Sign up for Weekday J and get the latest on what's happening in the Jewish Bay Area.

A dramatic tenor who has performed in opera houses throughout the world brings an unusual skill to his cantorial duties at Fremont's Reform Temple Beth Torah.

Jerome Padorr spent four years as cantorial soloist at Bene Shalom Congregation for the Deaf in Skokie, Ill. His talents are particularly valuable in Fremont, which is home of the California School for the Deaf. Marissa Cohen, a student at the school, recently celebrated her bat mitzvah at the synagogue.
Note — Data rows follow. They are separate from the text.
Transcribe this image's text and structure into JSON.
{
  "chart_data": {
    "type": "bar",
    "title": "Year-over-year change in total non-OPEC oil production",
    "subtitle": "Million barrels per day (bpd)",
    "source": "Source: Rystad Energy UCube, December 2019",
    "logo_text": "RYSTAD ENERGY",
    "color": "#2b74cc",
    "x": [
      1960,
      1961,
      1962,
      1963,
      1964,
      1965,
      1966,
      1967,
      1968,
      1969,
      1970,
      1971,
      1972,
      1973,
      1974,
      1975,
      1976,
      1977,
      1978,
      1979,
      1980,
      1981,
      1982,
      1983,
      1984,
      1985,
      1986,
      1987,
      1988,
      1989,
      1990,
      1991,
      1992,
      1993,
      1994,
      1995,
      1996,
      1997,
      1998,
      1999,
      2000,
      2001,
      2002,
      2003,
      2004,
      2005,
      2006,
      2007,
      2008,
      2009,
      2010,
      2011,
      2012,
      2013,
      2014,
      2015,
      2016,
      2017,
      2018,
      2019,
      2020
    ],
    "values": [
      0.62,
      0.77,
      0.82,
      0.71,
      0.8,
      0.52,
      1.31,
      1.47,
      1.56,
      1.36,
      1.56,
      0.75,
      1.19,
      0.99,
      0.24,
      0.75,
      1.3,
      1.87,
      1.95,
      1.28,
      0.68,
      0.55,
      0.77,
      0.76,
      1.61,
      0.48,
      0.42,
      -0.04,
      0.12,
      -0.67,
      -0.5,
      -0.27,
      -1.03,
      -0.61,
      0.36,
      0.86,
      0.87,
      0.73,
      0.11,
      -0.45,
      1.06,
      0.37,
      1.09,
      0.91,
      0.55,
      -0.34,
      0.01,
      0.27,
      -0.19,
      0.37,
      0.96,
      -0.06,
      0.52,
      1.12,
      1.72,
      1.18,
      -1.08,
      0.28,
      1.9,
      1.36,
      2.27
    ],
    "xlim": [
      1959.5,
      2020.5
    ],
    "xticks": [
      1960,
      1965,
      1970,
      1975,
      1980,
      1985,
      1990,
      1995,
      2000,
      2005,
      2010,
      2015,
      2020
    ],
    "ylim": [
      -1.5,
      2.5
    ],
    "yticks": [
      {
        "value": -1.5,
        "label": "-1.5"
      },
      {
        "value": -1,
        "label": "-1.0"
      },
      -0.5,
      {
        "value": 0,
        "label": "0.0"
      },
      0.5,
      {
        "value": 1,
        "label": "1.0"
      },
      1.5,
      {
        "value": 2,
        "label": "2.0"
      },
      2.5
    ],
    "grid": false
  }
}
"We're one of the only congregations with services that are signed for the hearing impaired," said synagogue administrator Allen Minsky. "We were fortunate to hire Jerome Padorr. His operatic background and his experience with the deaf made him a wonderful choice.

`We looked for someone who was more than just a cantor. Singing with our congregation is like having two services at the same time. Everything also has to be signed for our hearing-impaired members. "

In preparing for Shabbat services, Padorr must go over his material with E.J. Cohen, who signs during the services.

"I have to sing in Hebrew, think in English, and be concerned with the signing all at the same time," said Padorr. Other responsibilities include instructing bar and bat mitzvah students, working with the congregational and High Holy Day choirs, and helping new emigres from the former Soviet Union.

His remaining time is devoted to studying tropes (melodic accents) for his final cantorial investiture through the Cantor's Assembly in Chicago.

"Preparing to be recognized by the Cantor's Assembly is like taking the bar exam," he says. "I'm going where my faith takes me. Sure, I could still do cantorial duties at Temple Beth Torah, but I don't like doing things halfway. I want the national recognition that comes with the investiture."

Padorr, who grew up in the Chicago area and received a bachelor of music degree from Northwestern, has sung with the Chicago Symphony Chorus and held center stage in such operas as "La Boheme," "Eugene Onegin" and "I Pagliacci," performing throughout Europe, Asia and North America.

Today, he says, he much prefers a cantorial role.

"Singing opera is very time-consuming," he said. "It's very hard to sing opera and do anything else. When you're an opera singer, that's all you are. There's no opportunity to make use of other aspects of your talents."

In addition, Padorr has other priorities. "To tell the truth, I'd like to [marry and] have a family," said Padorr. "Being married and an opera singer is very difficult. As an opera singer you just eat, sleep, travel and perform. The people are very warm and friendly in this congregation. I'm enjoying this very much."